Crisi migranti: dopo Jakarta, anche Kuala Lumpur adotta la linea dei respingimenti
Il governo malaysiano intende traghettare in mare aperto, dopo averli soccorsi, i migranti irregolari (bangladeshi e Rohingya) sorpresi in acque territoriali. Per paura di essere arrestati, i trafficanti hanno abbandonato al loro destino migliaia di disperati. Nei prossimi giorni previsti altri tentativi di sbarchi.

Kuala Lumpur (AsiaNews/Agenzie) - Dopo l'Indonesia, anche Kuala Lumpur adotta la politica dei respingimenti verso i migranti irregolari - lavoratori del Bangladesh e profughi Rohingya, minoranza musulmana perseguitata in Myanmar - sorpresi nelle acque territoriali. Il governo malaysiano conferma che traghetterà in mare aperto i barconi carichi di disperati, a meno che non vi sia un rischio “imminente” di affondamento. Tan Kok Kwee, primo ammiraglio della guardia costiera, sottolinea che “la politica è quella di scortarli al di fuori delle acque della Malaysia, dopo aver fornito la necessaria assistenza”. 

Abbandonati in mare aperto, per migliaia di bangladeshi e Rohingya sembra non vi sia una nazione disposta ad accoglierli e garantire loro diritti e dignità; i trafficanti, per paura di essere arrestati, hanno lasciato le imbarcazioni incuranti del destino di uomini, donne ma anche bambini e anziani. 

Ancora oggi vi sono migliaia di profughi che navigano senza una meta ben precisa nello Stretto di Malacca e nelle acque circostanti; alcuni di loro si trovano in mare aperto da oltre due mesi e sono in condizioni disperate. Secondo alcuni attivisti, nei prossimi giorni e nelle prossime settimane si registreranno molti altri tentativi di sbarchi sulle coste di Indonesia e Malaysia; tuttavia, i governi di Jakarta e Kuala Lumpur hanno confermato il giro di vite e non è prevista alcuna politica di accoglienza e asilo per migranti e rifugiati. 

I mezzi della marina malaysiana hanno avviato il pattugliamento (24 ore su 24) delle acque che circondano l’arcipelago di Langkawi, sulle cui coste hanno trovato approdo oltre 1.100 profughi negli ultimi tre giorni. Di questi, 486 erano Rohingya e altri 682 cittadini del Bangladesh. E ancora, 993 erano uomini, 104 le donne e 61 bambini.

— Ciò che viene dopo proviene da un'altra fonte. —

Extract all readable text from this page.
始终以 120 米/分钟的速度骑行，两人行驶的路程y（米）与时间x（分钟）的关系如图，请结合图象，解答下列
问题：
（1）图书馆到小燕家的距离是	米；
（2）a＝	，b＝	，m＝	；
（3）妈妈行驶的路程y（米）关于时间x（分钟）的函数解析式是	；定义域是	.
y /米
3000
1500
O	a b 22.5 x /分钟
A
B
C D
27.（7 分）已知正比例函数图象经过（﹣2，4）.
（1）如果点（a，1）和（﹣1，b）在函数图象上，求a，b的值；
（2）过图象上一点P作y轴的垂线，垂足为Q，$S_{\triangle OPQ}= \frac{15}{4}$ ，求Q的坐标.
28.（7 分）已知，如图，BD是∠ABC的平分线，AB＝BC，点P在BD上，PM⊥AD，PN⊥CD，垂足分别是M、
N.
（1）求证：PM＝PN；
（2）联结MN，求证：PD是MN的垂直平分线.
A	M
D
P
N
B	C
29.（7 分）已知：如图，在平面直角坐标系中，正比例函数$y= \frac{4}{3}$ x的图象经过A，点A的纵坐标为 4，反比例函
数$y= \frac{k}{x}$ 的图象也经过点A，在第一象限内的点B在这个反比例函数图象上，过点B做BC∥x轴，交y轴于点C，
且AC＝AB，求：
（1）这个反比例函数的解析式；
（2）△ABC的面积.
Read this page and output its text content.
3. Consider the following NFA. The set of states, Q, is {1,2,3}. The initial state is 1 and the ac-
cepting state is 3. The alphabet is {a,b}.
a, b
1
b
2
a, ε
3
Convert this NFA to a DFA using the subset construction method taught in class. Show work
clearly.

Per il momento i sopravvissuti sono ospitati in due diversi centri di accoglienza, uno per gli uomini e il secondo per donne e bambini. Tuttavia, essi verrano presto trasferiti in un centro di detenzione sulla terraferma, in attesa di capire quale sarà il loro destino. Fra questi vi è anche una Rohingya di soli 15 anni, fuggita dal Myanmar perché rimasta orfana e senza speranze per il futuro; la giovane ha pagato 200 dollari per questo viaggio della disperazione. Ora si chiede preoccupata: “Mi rimanderanno indietro?”. 

La crisi dei migranti nelle acque dell’Asia-pacifico preoccupa associazioni e attivisti pro diritti umani, che chiedono politiche di accoglienza e aiuto a popolazioni disperate, spesso in fuga da persecuzioni e violenze. Ieri la comunità internazionale ha lanciato un appello ai governi del Sud-est asiatico, invocando un’azione “regionale” per recuperare e trarre in salvo questi barconi carichi di disperati. 

Negli ultimi giorni almeno 2mila “boat-people” provenienti da Myanmar e Bangladesh hanno raggiunto a nuoto la riva, sono stati recuperati o intercettati al largo delle coste indonesiane e malaysiane. Una crisi che si è acuita con il giro di vite imposto dalla Thailandia - vero e proprio crocevia della tratta - sul commercio di vite umane, dopo la scoperta di una fossa comune nei pressi del confine con la Malaysia al cui interno erano sepolti decine di cadaveri di Rohingya.